A fabricação de ídolos e a escassez de saúde mental no mercado do k-pop

Com fãs fiéis ao redor do mundo, o fenômeno do pop sul-coreano (k-pop) tem alcançado paradas globais e ocupado espaço no Ocidente. Ele chama a atenção pela versatilidade de conceitos, pela produção de seus MVs (music videos) e pelo carisma de suas girl e boy groups

(Isso porque não citei as músicas chiclete, aquelas que grudam e insistem em ficar na nossa cabeça.) 

Para ter noção da magnitude desse mercado, a indústria do k-pop chega a movimentar mais de 16 bilhões de reais por ano.

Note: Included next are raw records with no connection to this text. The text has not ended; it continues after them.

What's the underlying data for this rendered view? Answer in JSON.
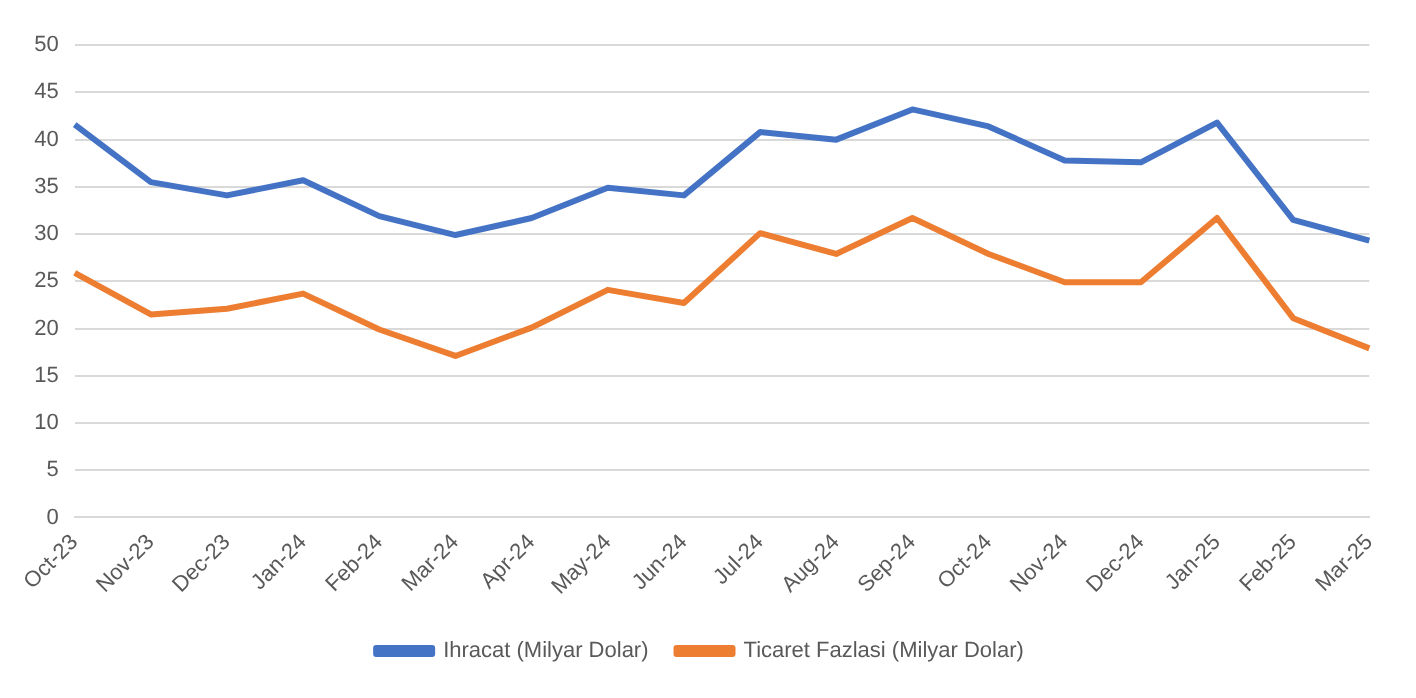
{
  "chart_data": {
    "type": "line",
    "categories": [
      "Oct-23",
      "Nov-23",
      "Dec-23",
      "Jan-24",
      "Feb-24",
      "Mar-24",
      "Apr-24",
      "May-24",
      "Jun-24",
      "Jul-24",
      "Aug-24",
      "Sep-24",
      "Oct-24",
      "Nov-24",
      "Dec-24",
      "Jan-25",
      "Feb-25",
      "Mar-25"
    ],
    "series": [
      {
        "name": "Ihracat (Milyar Dolar)",
        "color": "#4472c4",
        "values": [
          41.6,
          35.5,
          34.1,
          35.7,
          31.9,
          29.9,
          31.7,
          34.9,
          34.1,
          40.8,
          40.0,
          43.2,
          41.4,
          37.8,
          37.6,
          41.8,
          31.5,
          29.3
        ]
      },
      {
        "name": "Ticaret Fazlasi (Milyar Dolar)",
        "color": "#ed7d31",
        "values": [
          25.9,
          21.5,
          22.1,
          23.7,
          19.9,
          17.1,
          20.1,
          24.1,
          22.7,
          30.1,
          27.9,
          31.7,
          27.9,
          24.9,
          24.9,
          31.7,
          21.1,
          17.9
        ]
      }
    ],
    "ylim": [
      0,
      50
    ],
    "yticks": [
      0,
      5,
      10,
      15,
      20,
      25,
      30,
      35,
      40,
      45,
      50
    ],
    "grid": "y",
    "legend": "bottom",
    "marker": "none",
    "line_style": "solid"
  }
}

Além do idioma em que as músicas são cantadas, o k-pop diverge do mercado ocidental por uma série de outros fatores. Um deles é a maneira como artistas são contratados e treinados pelas agências de entretenimento sul-coreanas.

Para fazer sucesso, meninas e meninos passam anos da sua infância e adolescência trabalhando como trainees. Enquanto se preparam para se tornarem estrelas, esses jovens têm aulas de dança, canto e são orientados a manter uma imagem pública aceitável.

E é aí que as coisas complicam um pouco.

Gestão da imagem dentro de padrões tóxicos

Os sul-coreanos são, em geral, uma sociedade muito vaidosa e que se preocupa muito em como é percebida pelos outros.

Para dar um exemplo, vou contar que existe uma tabela de peso e altura ideais aos sul-coreanos. Uma mulher cuja altura seja de 155cm (a minha) deve pesar, no máximo, 44,5kg (e garanto que não estou nem perto de pesar isso). A tabela foi divulgada em uma revista feminina; o assunto, comentado no livro “When Culture Impacts Health”, de Cathy Banwell e Jane Dixon.

Essa, entretanto, é apenas uma das maneiras pelas quais os padrões estéticos e comportamentais se manifestam na Coreia do Sul.

O mercado construtor de idols (ídolos) – como é chamada a parcela de jovens que consegue ser debutada e promovida na indústria do k-pop – está repleto de padrões que influenciam esses jovens de maneira grave.

Meninas comemoram por estar abaixo do peso e, assim como meninos, passam por dietas rigorosas – com valores nutricionais míseros – para ficarem “em forma”. Alguns deles, inclusive, têm que passar por procedimentos cirúrgicos para se ajustarem aos padrões de beleza. 

Porém, a pressão vai além do físico. A maioria das empresas de entretenimento assina contratos em que há cláusulas proibitivas, impedindo que os idols, por exemplo, usem smartphones ou namorem. Relacionamentos que se tornam públicos têm grandes chances de serem rompidos por pressão do público e da própria empresa. 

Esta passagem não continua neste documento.